В то же время просветительская деятельность создавала экстремальные ситуации, в которых он, казалось, находил собственную разрушительную личность более сносной. Рембо теперь нападал на две религии сразу, вызывая недовольство у мусульманских властей и пресекая проникновение католической пропаганды в массы.
Идея французского менялы поменяться местами с Христом оказалась слишком смелой для некоторых из ранних поклонников Рембо. Его теплые отношения с католической миссией в Хараре рассматривались как доказательство того, что под грубой внешностью Рембо был грешником, тоскующим по «лону церкви»
[877].
Он действительно время от времени раздавал свечи и образцы тканей миссионерам, хотя они должны были платить за свои четки и «различные божественные атрибуты»
[878]. Если он и восхищался священниками, то не за их преданность метафизической фантазии, а за их безжалостный героизм. Слово «фанатичный», так часто автоматически добавляемое к слову «мусульманин», справедливо можно применить к епископу Таурину и его пасторам. Они не были улыбающимися Санта-Клаусами с рождественских открыток – Таурин активно поддерживал торговлю оружием в обмен на дипломатические уступки
[879]; он покупал детей-рабов, чтобы обратить их в подобие христианства
[880], и втайне надеялся, что он был человеком, которого избрал Бог, чтобы способствовать искоренению ислама, этого «второго первородного греха»
[881]. В подобных обстоятельствах отсутствие религиозных принципов у Рембо не обязательно было признаком нецивилизованности.
Был один случай, когда Рембо, как и рассказчик «Одного лета в аду», «оказался лицом к лицу с разъяренной толпой».
Сообщения о гомосексуализме Рембо в Африке и Адене одинаково сомнительны и относятся к более позднему времени, когда всем стало известно о его приключениях с Верленом. Во время интервью люди, знавшие Артюра лично, не были шокированы этим вопросом и не занимали оборонительную позицию. У них просто не было доказательств, которые подтвердили или опровергли бы его гомосексуальность
[882]. В самом деле, нет никаких признаков того, что после 1886 года Рембо вообще имел хоть какую-то прочную эмоциональную привязанность. Его слуга Джами жил с женой и ребенком в отдельном доме. Рембо оставил ему 3000 франков в своем завещании, но, несмотря на некоторые трогательные домыслы, Джами ни в коем случае не был «сыном» Рембо, о воспитании которого он мечтал. В 1891 году Джами оставался «абсолютно неграмотным»
[883]. Женщина или женщины иногда жили в задней комнате дома Рембо, но как было на самом деле – никто не знал, «интерьер его дома оставался закрытым для посторонних глаз»
[884].
Единственный луч дневного света – это маленькая история, рассказанная двумя оставшимися в живых братьями Ригас. Следует сказать, что братья Ригас любили Рембо при жизни и в целом были добры к нему после его смерти.

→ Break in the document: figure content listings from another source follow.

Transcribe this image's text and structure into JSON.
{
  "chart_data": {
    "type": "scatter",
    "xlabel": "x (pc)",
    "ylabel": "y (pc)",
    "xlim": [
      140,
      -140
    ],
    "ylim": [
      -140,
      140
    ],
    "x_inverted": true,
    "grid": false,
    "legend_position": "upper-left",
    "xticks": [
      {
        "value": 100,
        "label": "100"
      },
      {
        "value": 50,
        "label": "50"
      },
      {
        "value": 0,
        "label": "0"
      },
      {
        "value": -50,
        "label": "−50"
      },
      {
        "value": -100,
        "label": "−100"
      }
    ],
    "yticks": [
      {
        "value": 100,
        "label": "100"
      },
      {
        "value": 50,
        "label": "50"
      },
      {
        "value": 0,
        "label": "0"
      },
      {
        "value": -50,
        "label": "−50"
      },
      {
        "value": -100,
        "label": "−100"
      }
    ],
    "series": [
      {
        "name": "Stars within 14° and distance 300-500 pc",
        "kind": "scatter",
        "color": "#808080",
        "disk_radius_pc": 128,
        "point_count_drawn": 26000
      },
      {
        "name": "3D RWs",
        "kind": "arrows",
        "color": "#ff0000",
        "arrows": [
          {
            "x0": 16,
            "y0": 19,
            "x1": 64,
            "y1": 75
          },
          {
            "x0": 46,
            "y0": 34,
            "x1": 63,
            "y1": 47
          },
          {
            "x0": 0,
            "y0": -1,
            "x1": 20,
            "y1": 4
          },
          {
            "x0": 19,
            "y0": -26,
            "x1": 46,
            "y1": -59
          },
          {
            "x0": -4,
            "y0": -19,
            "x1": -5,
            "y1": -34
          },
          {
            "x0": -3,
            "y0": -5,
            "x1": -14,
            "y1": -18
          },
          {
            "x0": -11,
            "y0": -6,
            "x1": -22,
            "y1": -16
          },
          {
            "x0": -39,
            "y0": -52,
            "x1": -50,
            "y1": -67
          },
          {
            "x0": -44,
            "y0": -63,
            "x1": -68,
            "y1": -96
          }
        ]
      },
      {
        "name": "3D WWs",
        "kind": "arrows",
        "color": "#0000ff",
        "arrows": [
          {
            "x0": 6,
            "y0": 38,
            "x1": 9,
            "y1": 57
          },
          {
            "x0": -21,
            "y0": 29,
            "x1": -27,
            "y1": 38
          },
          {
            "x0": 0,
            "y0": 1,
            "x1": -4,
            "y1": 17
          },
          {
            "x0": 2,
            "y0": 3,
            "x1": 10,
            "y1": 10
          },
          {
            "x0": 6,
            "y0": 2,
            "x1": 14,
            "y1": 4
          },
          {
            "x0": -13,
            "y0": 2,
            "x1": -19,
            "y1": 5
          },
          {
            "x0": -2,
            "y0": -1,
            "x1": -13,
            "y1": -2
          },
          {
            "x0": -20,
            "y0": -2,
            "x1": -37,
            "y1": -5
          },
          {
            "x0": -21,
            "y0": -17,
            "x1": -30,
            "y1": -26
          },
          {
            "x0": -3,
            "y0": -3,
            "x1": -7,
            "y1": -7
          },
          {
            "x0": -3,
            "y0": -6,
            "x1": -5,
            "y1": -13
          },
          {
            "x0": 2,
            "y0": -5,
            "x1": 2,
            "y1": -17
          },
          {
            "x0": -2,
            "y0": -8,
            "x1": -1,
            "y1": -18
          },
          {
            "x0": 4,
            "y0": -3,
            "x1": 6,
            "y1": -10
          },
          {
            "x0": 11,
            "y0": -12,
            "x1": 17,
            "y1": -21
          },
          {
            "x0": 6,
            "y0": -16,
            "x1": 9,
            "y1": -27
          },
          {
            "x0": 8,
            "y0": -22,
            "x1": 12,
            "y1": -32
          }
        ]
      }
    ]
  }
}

«Однажды, когда Рембо был у себя дома в Хараре, в его дом вошла инфибулированная
[885] девушка. Рембо приступил к делу немного резко и, натолкнувшись на вышеупомянутое препятствие, попытался выполнить операцию самостоятельно с помощью ножа. Он нанес неприятную рану несчастной девушке, и та начала кричать. Прибежали местные, и дело чуть было не закончилось плохо»
[886].
Этот ужасный инцидент, который «чуть было не закончился плохо», не подтвержден, хотя он может иметь отношение к необъяснимой фразе в одном из писем Рембо Ильгу (20 июля 1889 г.): «Этот Маконнен невыносим, когда дело доходит до оплаты! Он цепляется за свою «несостоятельность», как Meram (Мариам) за свою «девственность».
В Париже Le Décadent предположил, что Артур Рембо был занят проведением психологических экспериментов в неиспорченном окружении, где «люди ближе к Природе»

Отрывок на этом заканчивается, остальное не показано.